The coat of arms of the London Borough of Enfield is the official heraldic arms of the London Borough of Enfield, granted on 15 August 1966.

Coat of arms of the former Municipal Borough of Enfield

The main charge on the shield is a mythological animal sometimes used in heraldry. This beast is called an enfield, thus making the arms canting. Like many medieval mythological creatures, the enfield is composed of parts from different real animals: the enfield has the head of a fox, the forelegs of an eagle, the chest of a hound but the rest of the body like a lion and the hindlegs and tail of a wolf. An enfield was also present in the coat of arms of the former Municipal Borough of Enfield. The bars in green, silver and blue behind the red enfield represent New River, the Green Belt areas and open spaces in general.

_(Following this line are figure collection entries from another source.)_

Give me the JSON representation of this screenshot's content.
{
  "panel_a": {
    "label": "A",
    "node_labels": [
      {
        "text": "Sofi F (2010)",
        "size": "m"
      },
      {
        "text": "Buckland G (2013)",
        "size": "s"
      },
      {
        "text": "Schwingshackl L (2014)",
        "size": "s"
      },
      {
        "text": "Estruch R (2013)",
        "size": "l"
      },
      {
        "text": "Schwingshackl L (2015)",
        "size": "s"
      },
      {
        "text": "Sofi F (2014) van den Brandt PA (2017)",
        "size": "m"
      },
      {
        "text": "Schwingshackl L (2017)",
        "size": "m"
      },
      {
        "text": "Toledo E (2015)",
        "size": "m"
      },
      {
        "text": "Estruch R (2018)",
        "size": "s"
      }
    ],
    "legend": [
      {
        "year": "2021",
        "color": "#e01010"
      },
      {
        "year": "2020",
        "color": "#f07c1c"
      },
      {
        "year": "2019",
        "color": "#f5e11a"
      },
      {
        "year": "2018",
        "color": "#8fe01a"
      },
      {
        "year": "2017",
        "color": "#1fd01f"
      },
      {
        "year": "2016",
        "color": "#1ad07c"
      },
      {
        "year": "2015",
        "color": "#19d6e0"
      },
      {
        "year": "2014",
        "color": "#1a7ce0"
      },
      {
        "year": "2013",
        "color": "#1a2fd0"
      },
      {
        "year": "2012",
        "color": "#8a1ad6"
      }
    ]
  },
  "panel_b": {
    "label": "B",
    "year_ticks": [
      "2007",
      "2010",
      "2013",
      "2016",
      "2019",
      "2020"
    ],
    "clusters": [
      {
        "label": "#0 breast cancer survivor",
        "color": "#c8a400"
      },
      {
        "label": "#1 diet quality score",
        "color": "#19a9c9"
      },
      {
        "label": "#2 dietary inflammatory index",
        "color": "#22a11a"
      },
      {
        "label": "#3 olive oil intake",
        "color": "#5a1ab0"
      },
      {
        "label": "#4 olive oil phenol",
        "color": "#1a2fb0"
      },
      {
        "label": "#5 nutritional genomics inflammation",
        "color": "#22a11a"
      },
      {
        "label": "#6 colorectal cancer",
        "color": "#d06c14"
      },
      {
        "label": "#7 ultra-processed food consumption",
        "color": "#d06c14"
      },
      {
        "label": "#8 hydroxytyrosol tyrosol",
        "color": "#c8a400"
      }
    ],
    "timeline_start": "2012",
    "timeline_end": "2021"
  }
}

The crest contains a stag's head with a wreath of red roses, derived from the supporters in the coat of arms of the Municipal Borough of Southgate, where the stag represented the forests of the area and the roses stood for the Duchy of Lancaster, the well-known red rose of Lancaster.

While the supporter to the right is a chained lion with a saltire, like the supporters in the coat of arms of the former Municipal Borough of Edmonton, representing courage and determination, the left supporter is the same enfield as in the coat of arms itself.

The arms can be seen in relief, in full colour, on the façade of Enfield Civic Centre.